Cette recontre intervient “suite à des doléances exprimées face aux coupures sporadiques et délestages, affectant les usines de traitement et de congélation de poissons situées à la plage des pêcheurs, avec des conséquences économiques particulièrement préoccupantes pour les opérateurs, les produits et toutes les activités” d’un sous secteur vital.
Les échanges se déroulés dans une ambiance empreinte de fraternité, avec un esprit de large ouverture.
La délégation du FNP “a exposé au Directeur Général de la SOMELEC, l’ampleur des difficultés rencontrées et l’urgence de trouver une solution permettant de garantir une alimentation électrique suffisamment stable, pour préserver les produits halieutiques et assurer la continuité de l’activité industrielle”.

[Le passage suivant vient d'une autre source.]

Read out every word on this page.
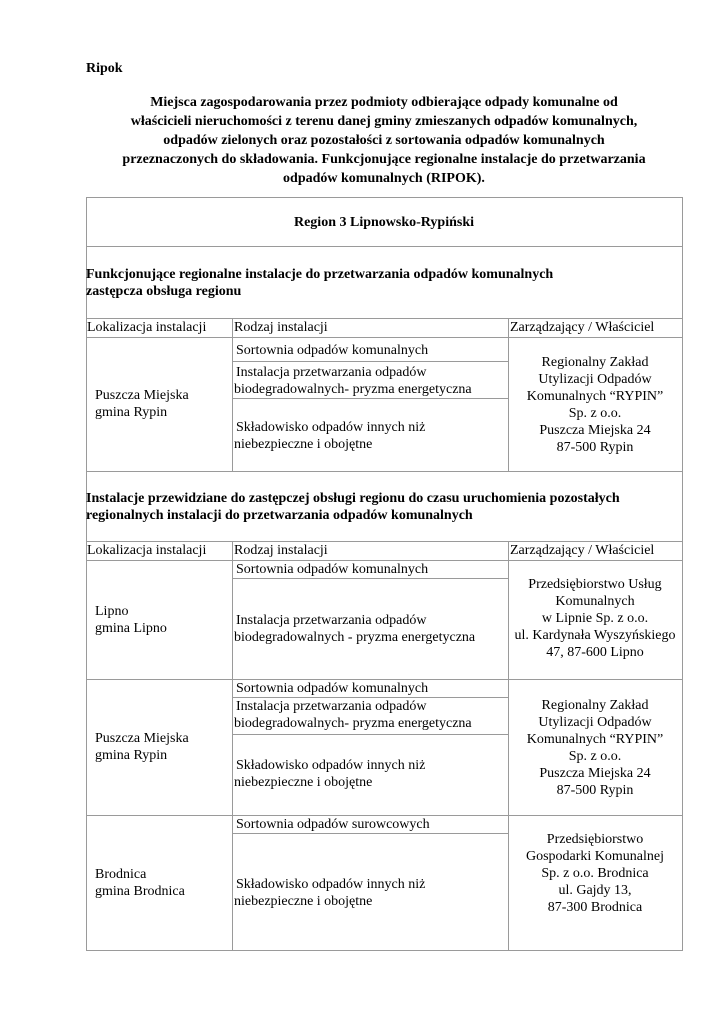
Ripok
Miejsca zagospodarowania przez podmioty odbierające odpady komunalne od
właścicieli nieruchomości z terenu danej gminy zmieszanych odpadów komunalnych,
odpadów zielonych oraz pozostałości z sortowania odpadów komunalnych
przeznaczonych do składowania. Funkcjonujące regionalne instalacje do przetwarzania
odpadów komunalnych (RIPOK).
Region 3 Lipnowsko-Rypiński
Funkcjonujące regionalne instalacje do przetwarzania odpadów komunalnych
zastępcza obsługa regionu
Lokalizacja instalacji Rodzaj instalacji	Zarządzający / Właściciel
Puszcza Miejska
gmina Rypin
Sortownia odpadów komunalnych
Instalacja przetwarzania odpadów
biodegradowalnych- pryzma energetyczna
Składowisko odpadów innych niż
niebezpieczne i obojętne
Regionalny Zakład
Utylizacji Odpadów
Komunalnych “RYPIN”
Sp. z o.o.
Puszcza Miejska 24
87-500 Rypin
Instalacje przewidziane do zastępczej obsługi regionu do czasu uruchomienia pozostałych
regionalnych instalacji do przetwarzania odpadów komunalnych
Lokalizacja instalacji Rodzaj instalacji	Zarządzający / Właściciel
Lipno
gmina Lipno
Sortownia odpadów komunalnych
Instalacja przetwarzania odpadów
biodegradowalnych - pryzma energetyczna
Przedsiębiorstwo Usług
Komunalnych
w Lipnie Sp. z o.o.
ul. Kardynała Wyszyńskiego
47, 87-600 Lipno
Puszcza Miejska
gmina Rypin
Sortownia odpadów komunalnych
Instalacja przetwarzania odpadów
biodegradowalnych- pryzma energetyczna
Składowisko odpadów innych niż
niebezpieczne i obojętne
Regionalny Zakład
Utylizacji Odpadów
Komunalnych “RYPIN”
Sp. z o.o.
Puszcza Miejska 24
87-500 Rypin
Brodnica
gmina Brodnica
Sortownia odpadów surowcowych
Składowisko odpadów innych niż
niebezpieczne i obojętne
Przedsiębiorstwo
Gospodarki Komunalnej
Sp. z o.o. Brodnica
ul. Gajdy 13,
87-300 Brodnica
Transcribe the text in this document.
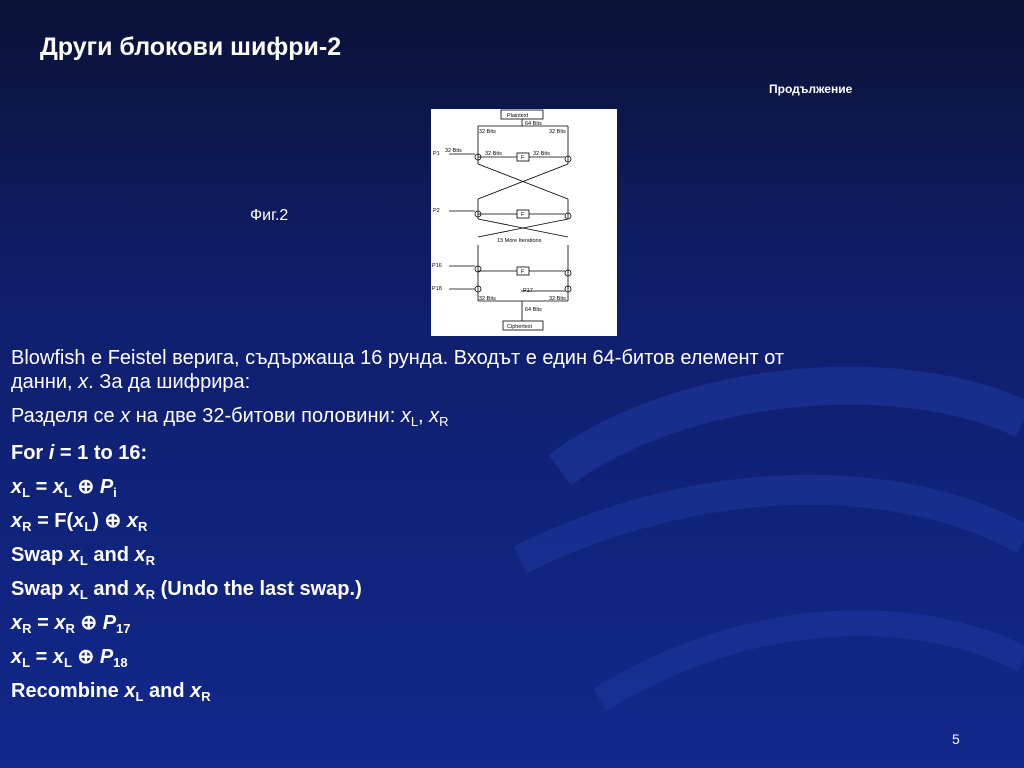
Други блокови шифри-2
Продължение
Фиг.2
Plaintext
64 Bits
32 Bits	32 Bits
P1 32 Bits	32 Bits
F
32 Bits
P2
F
13 More Iterations
P16
F
P18	P17
32 Bits	32 Bits
64 Bits
Ciphertext

Blowfish е Feistel верига, съдържаща 16 рунда. Входът е един 64-битов елемент от

данни, x. За да шифрира:

Разделя се x на две 32-битови половини: $x_L$, $x_R$

For i = 1 to 16:
$x_L = x_L$ ⊕ $P_i$
$x_R = F(x_L)$ ⊕ $x_R$
Swap $x_L$ and $x_R$
Swap $x_L$ and $x_R$ (Undo the last swap.)
$x_R = x_R$ ⊕ $P_{17}$
$x_L = x_L$ ⊕ $P_{18}$
Recombine $x_L$ and $x_R$
5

Pour sa part, le DG de la SOMELEC “a présenté ses excuses face à une situation qualifiée d’indépendante de la volonté de l’entreprise, exprimé sa compréhension et sa disponibilité à poursuivre la concertation”.
Par ailleurs, le DG de la société nationale“ a assuré qu’il ne ménagera aucun effort, pour maintenir une coordination permanente avec la Fédération Nationale des Pêches (FNP), afin de trouver les solutions les plus appropriées face aux circonstances particulières des industries de la plage des pêcheurs”.